Global annual wind power capacity additions are now expected to average over 67 gigawatts (GW) between 2018 and 2027 according to an updated forecast from MAKE Consulting, which has had to upgrade its own forecasts made just last quarter.
Towards the end of March this year, MAKE Consulting — which is now a part of research and consultancy group Wood Mackenzie, which also owns GTM Research — published figures that forecast annual wind power capacity additions around the globe between 2018 and 2027 would average out at 65 GW.

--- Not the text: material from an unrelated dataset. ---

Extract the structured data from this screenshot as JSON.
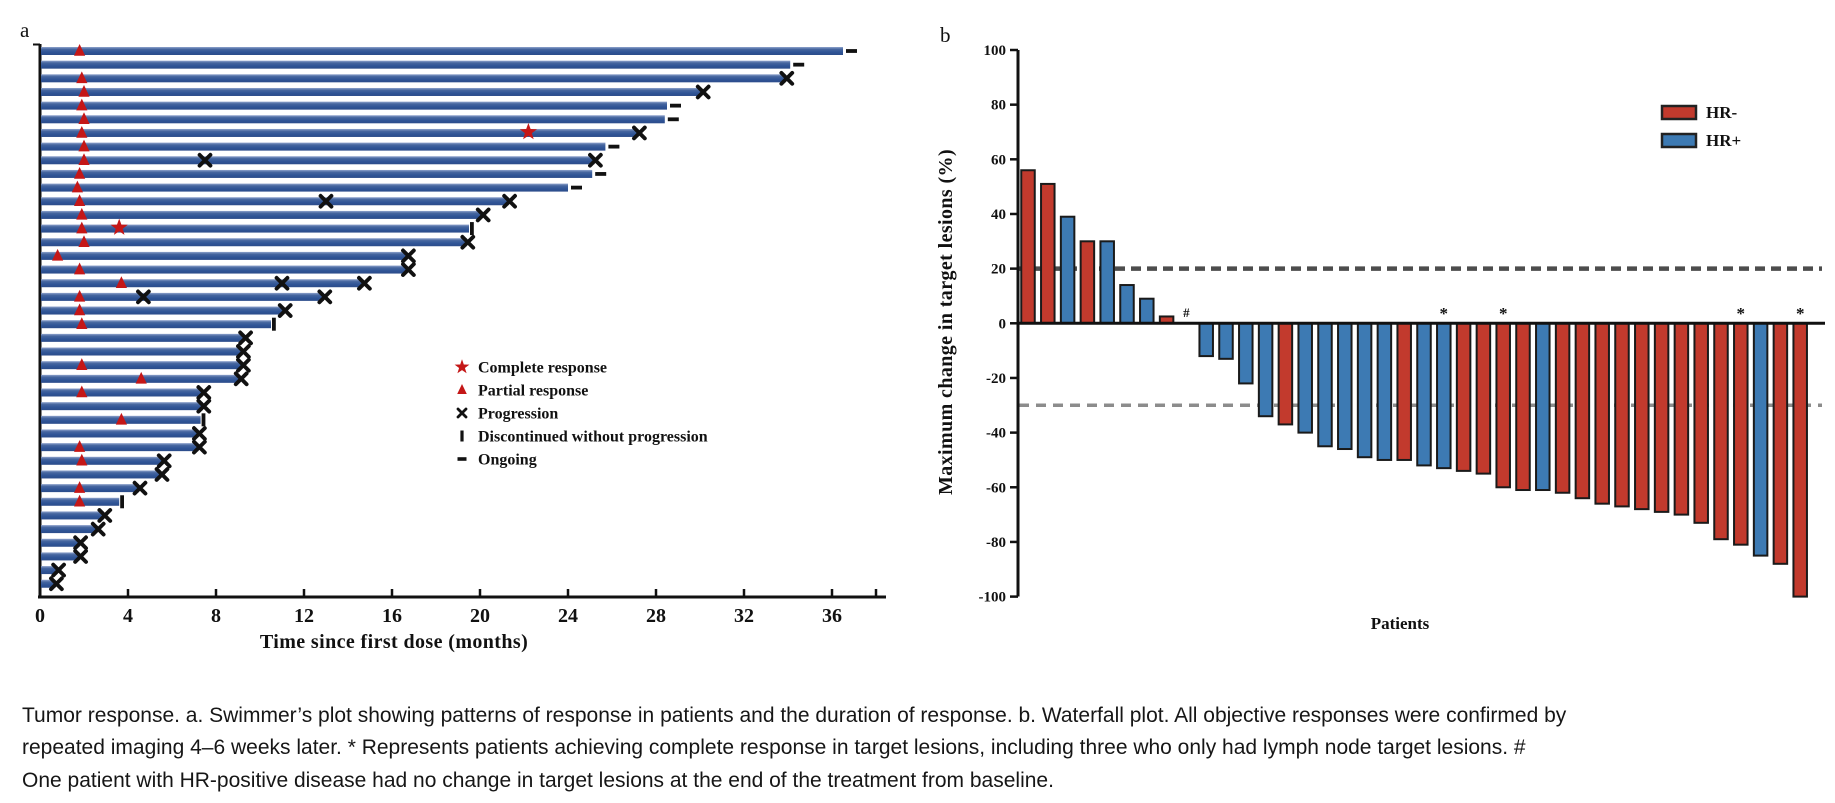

As with much of what MAKE publishes, much of its final product is naturally hidden behind their various subscription pay-walls. The publicly available information for this new report, Q2/2018 Global Wind Power Market Outlook Update, is thus focused more on average annual capacity additions rather than any long-term capacity total.
The new report upgrades last quarter’s report, with average capacity additions bumped up nearly 3% to 67 GW from 2018 to 2027, resulting in a compounded annual growth rate of over 8% over the forecast period. Specifically, however, the upgrade to MAKE’s forecast is based more in the medium-term, with capacity forecasts increasing by nearly 14 GW between 2020 to 2024.
MAKE highlights several regional shifts which have contributed to its upgraded forecast, including momentum in the US offshore wind energy sector thanks to recent announcements by Massachusetts, Rhode Island, and Connecticut. Together, this has boosted the country’s wind forecast by more than 6 GW between 2021 and 2027. Canada’s near-term execution has also been called in to question, while Mexico’s growth expectations have been downgraded by 24%.
The report’s outlook for Europe (which includes Russia) increased by 1.7 GW from the first quarter report, thanks to a 500 MW upgrades in the UK and Norway, and a 600 MW upgrade from the Netherlands, which helped to offset the offshore wind capacity additions for Denmark and Sweden which have been pushed back out beyond 2027. Greece’s announcement of a wind auction pushed its forecast up 31% but this is overshadowed by economic weakness in Turkey shifting that country’s forecasts.
One of the bigger forecast shifts was in Iran, which saw its forecast drop by 47% after the United States shattered the Iran nuclear deal, pushing the Middle East’s forecast down 9%.
China’s outlook remains mostly unchanged despite the announcement of an auction regime, while India’s aggressive wind target for 2022 has resulted in an increase to its forecast of 8 GW. Japan also saw a 3 GW upgrade, pushing an upgrade of 13% to the Asia Pacific region’s forecast.